At the time of our interview, however, the demands of the Southern as a venue was not first and foremost in Tallen's mind.  She was focused on the more teamwork oriented days ahead.  Loading in the Fringe, getting each space ready, can involve bringing in outside lighting, climbing up into catwalks to hang new lighting, changing color medium (we used to call them "gels") in the lights, and the like.  All the technicians worked on all the venues prior to the festival's beginning.

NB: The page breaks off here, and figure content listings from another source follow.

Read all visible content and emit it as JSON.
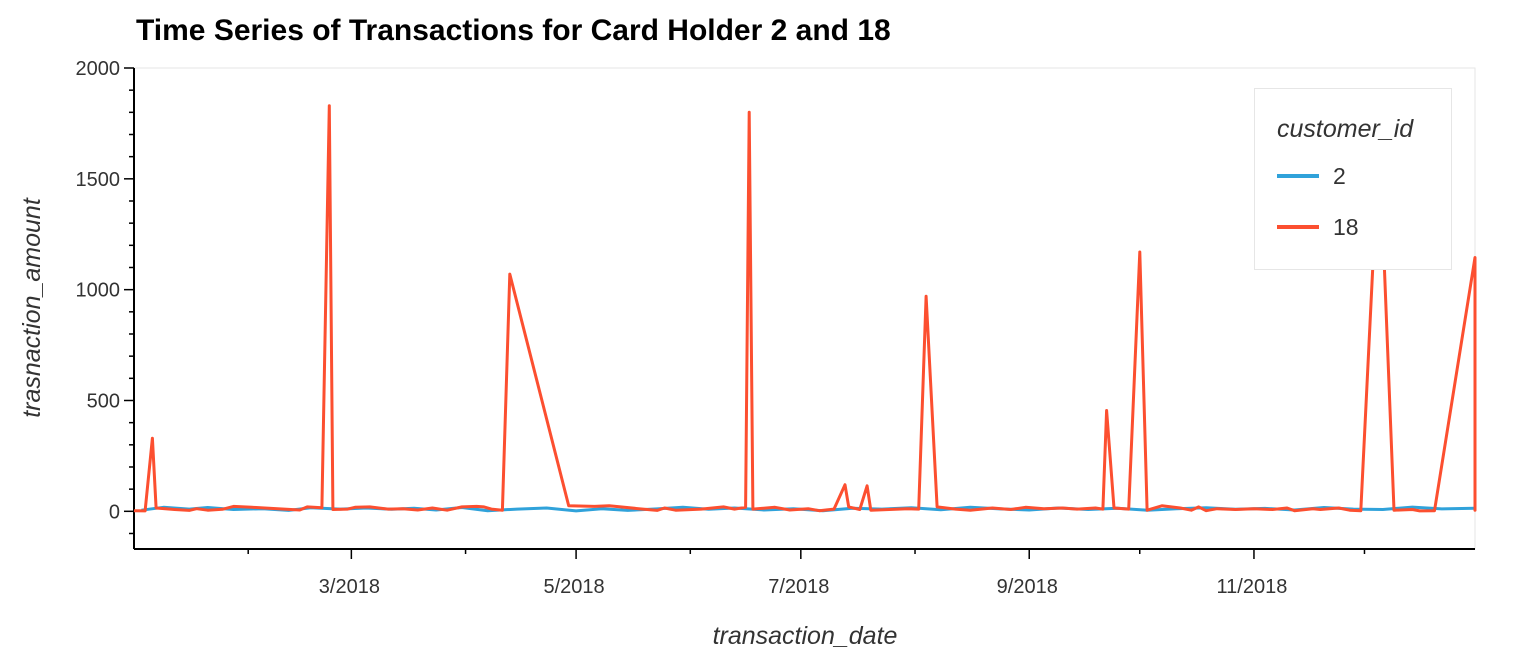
{
  "chart_data": {
    "type": "line",
    "title": "Time Series of Transactions for Card Holder 2 and 18",
    "xlabel": "transaction_date",
    "ylabel": "trasnaction_amount",
    "xlim": [
      "2018-01-01",
      "2018-12-31"
    ],
    "ylim": [
      -170,
      2000
    ],
    "y_ticks": [
      0,
      500,
      1000,
      1500,
      2000
    ],
    "x_ticks": [
      {
        "date": "2018-03-01",
        "label": "3/2018"
      },
      {
        "date": "2018-05-01",
        "label": "5/2018"
      },
      {
        "date": "2018-07-01",
        "label": "7/2018"
      },
      {
        "date": "2018-09-01",
        "label": "9/2018"
      },
      {
        "date": "2018-11-01",
        "label": "11/2018"
      }
    ],
    "grid": false,
    "legend": {
      "title": "customer_id",
      "placement": "top-right"
    },
    "series": [
      {
        "name": "2",
        "color": "#30a2da",
        "points": [
          [
            "2018-01-03",
            5
          ],
          [
            "2018-01-09",
            18
          ],
          [
            "2018-01-16",
            10
          ],
          [
            "2018-01-21",
            17
          ],
          [
            "2018-01-28",
            8
          ],
          [
            "2018-02-05",
            12
          ],
          [
            "2018-02-12",
            4
          ],
          [
            "2018-02-18",
            16
          ],
          [
            "2018-02-26",
            10
          ],
          [
            "2018-03-05",
            15
          ],
          [
            "2018-03-12",
            9
          ],
          [
            "2018-03-18",
            14
          ],
          [
            "2018-03-24",
            6
          ],
          [
            "2018-03-31",
            17
          ],
          [
            "2018-04-07",
            3
          ],
          [
            "2018-04-15",
            10
          ],
          [
            "2018-04-23",
            15
          ],
          [
            "2018-05-01",
            2
          ],
          [
            "2018-05-08",
            12
          ],
          [
            "2018-05-15",
            4
          ],
          [
            "2018-05-23",
            11
          ],
          [
            "2018-05-30",
            18
          ],
          [
            "2018-06-06",
            9
          ],
          [
            "2018-06-13",
            15
          ],
          [
            "2018-06-21",
            6
          ],
          [
            "2018-06-29",
            12
          ],
          [
            "2018-07-07",
            3
          ],
          [
            "2018-07-15",
            14
          ],
          [
            "2018-07-23",
            10
          ],
          [
            "2018-07-31",
            16
          ],
          [
            "2018-08-08",
            7
          ],
          [
            "2018-08-16",
            18
          ],
          [
            "2018-08-24",
            11
          ],
          [
            "2018-09-01",
            6
          ],
          [
            "2018-09-09",
            15
          ],
          [
            "2018-09-17",
            8
          ],
          [
            "2018-09-25",
            14
          ],
          [
            "2018-10-03",
            5
          ],
          [
            "2018-10-11",
            12
          ],
          [
            "2018-10-19",
            16
          ],
          [
            "2018-10-27",
            9
          ],
          [
            "2018-11-04",
            13
          ],
          [
            "2018-11-12",
            6
          ],
          [
            "2018-11-20",
            17
          ],
          [
            "2018-11-28",
            10
          ],
          [
            "2018-12-06",
            8
          ],
          [
            "2018-12-14",
            19
          ],
          [
            "2018-12-22",
            11
          ],
          [
            "2018-12-31",
            14
          ]
        ]
      },
      {
        "name": "18",
        "color": "#fc4f30",
        "points": [
          [
            "2018-01-01",
            3
          ],
          [
            "2018-01-04",
            2
          ],
          [
            "2018-01-06",
            330
          ],
          [
            "2018-01-07",
            15
          ],
          [
            "2018-01-12",
            8
          ],
          [
            "2018-01-16",
            4
          ],
          [
            "2018-01-18",
            12
          ],
          [
            "2018-01-21",
            5
          ],
          [
            "2018-01-25",
            9
          ],
          [
            "2018-01-28",
            22
          ],
          [
            "2018-02-02",
            18
          ],
          [
            "2018-02-09",
            12
          ],
          [
            "2018-02-15",
            6
          ],
          [
            "2018-02-17",
            20
          ],
          [
            "2018-02-21",
            16
          ],
          [
            "2018-02-23",
            1830
          ],
          [
            "2018-02-24",
            8
          ],
          [
            "2018-02-28",
            10
          ],
          [
            "2018-03-02",
            18
          ],
          [
            "2018-03-06",
            20
          ],
          [
            "2018-03-11",
            10
          ],
          [
            "2018-03-15",
            12
          ],
          [
            "2018-03-19",
            6
          ],
          [
            "2018-03-23",
            15
          ],
          [
            "2018-03-27",
            5
          ],
          [
            "2018-03-31",
            20
          ],
          [
            "2018-04-04",
            22
          ],
          [
            "2018-04-06",
            20
          ],
          [
            "2018-04-08",
            10
          ],
          [
            "2018-04-11",
            5
          ],
          [
            "2018-04-13",
            1070
          ],
          [
            "2018-04-29",
            25
          ],
          [
            "2018-05-06",
            22
          ],
          [
            "2018-05-10",
            25
          ],
          [
            "2018-05-18",
            12
          ],
          [
            "2018-05-23",
            4
          ],
          [
            "2018-05-25",
            15
          ],
          [
            "2018-05-28",
            5
          ],
          [
            "2018-06-04",
            10
          ],
          [
            "2018-06-10",
            20
          ],
          [
            "2018-06-13",
            10
          ],
          [
            "2018-06-16",
            18
          ],
          [
            "2018-06-17",
            1800
          ],
          [
            "2018-06-18",
            10
          ],
          [
            "2018-06-24",
            18
          ],
          [
            "2018-06-28",
            6
          ],
          [
            "2018-07-03",
            12
          ],
          [
            "2018-07-06",
            3
          ],
          [
            "2018-07-10",
            10
          ],
          [
            "2018-07-13",
            120
          ],
          [
            "2018-07-14",
            20
          ],
          [
            "2018-07-17",
            8
          ],
          [
            "2018-07-19",
            115
          ],
          [
            "2018-07-20",
            5
          ],
          [
            "2018-07-25",
            8
          ],
          [
            "2018-07-30",
            12
          ],
          [
            "2018-08-02",
            10
          ],
          [
            "2018-08-04",
            970
          ],
          [
            "2018-08-07",
            20
          ],
          [
            "2018-08-12",
            10
          ],
          [
            "2018-08-16",
            5
          ],
          [
            "2018-08-22",
            15
          ],
          [
            "2018-08-27",
            8
          ],
          [
            "2018-08-31",
            18
          ],
          [
            "2018-09-05",
            12
          ],
          [
            "2018-09-10",
            15
          ],
          [
            "2018-09-14",
            10
          ],
          [
            "2018-09-19",
            15
          ],
          [
            "2018-09-21",
            10
          ],
          [
            "2018-09-22",
            455
          ],
          [
            "2018-09-24",
            15
          ],
          [
            "2018-09-28",
            10
          ],
          [
            "2018-10-01",
            1170
          ],
          [
            "2018-10-03",
            5
          ],
          [
            "2018-10-07",
            25
          ],
          [
            "2018-10-12",
            15
          ],
          [
            "2018-10-15",
            5
          ],
          [
            "2018-10-17",
            20
          ],
          [
            "2018-10-19",
            3
          ],
          [
            "2018-10-22",
            12
          ],
          [
            "2018-10-27",
            8
          ],
          [
            "2018-11-01",
            12
          ],
          [
            "2018-11-06",
            8
          ],
          [
            "2018-11-10",
            15
          ],
          [
            "2018-11-12",
            3
          ],
          [
            "2018-11-17",
            12
          ],
          [
            "2018-11-19",
            8
          ],
          [
            "2018-11-24",
            15
          ],
          [
            "2018-11-27",
            5
          ],
          [
            "2018-11-30",
            3
          ],
          [
            "2018-12-05",
            1690
          ],
          [
            "2018-12-09",
            5
          ],
          [
            "2018-12-14",
            8
          ],
          [
            "2018-12-16",
            2
          ],
          [
            "2018-12-20",
            3
          ],
          [
            "2018-12-31",
            1145
          ],
          [
            "2018-12-31",
            5
          ],
          [
            "2018-12-31",
            15
          ]
        ]
      }
    ]
  }
}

For actors and producers in the Fringe Festival the banter between time slots is often about what shows they've seen and where.  Producers get a number of passes that allow their company members, actors and otherwise, to see shows other than their own.  For a Fringe Technician, it is likely that they can only talk about the shows at their specific venue.  How much time do they have for seeing other shows?  The most performances that Debbie has ever caught outside her own venue: two.

"The fringe is different because it is unlike any other experience you're going to have in the theatre," Debbie related as she expressed why she still does the Fringe every year, but has removed herself from doing tech work regularly in the theatre community.  "It's great.  For me personally, it's like this two week vacation where I get to hang out with my buddies that I never get to see."

A two week vacation that involves eleven 3-hour technical rehearsals, hanging lights, dealing with anything that goes wrong, and running half the shows in her venue?  That's a vacation to a woman who usually works at Gopher Lighting full-time and also is the director of the Figure Skating Club of Minneapolis.

"It's like a vacation.  I'm working my butt off.  I'm still working my full-time job, and my part-time job, and doing this, too.  But, I'm happier than I could ever imagine.  I feel so energized.  There's an energy that comes with doing the Fringe that's just an awesome part of being in Minneapolis."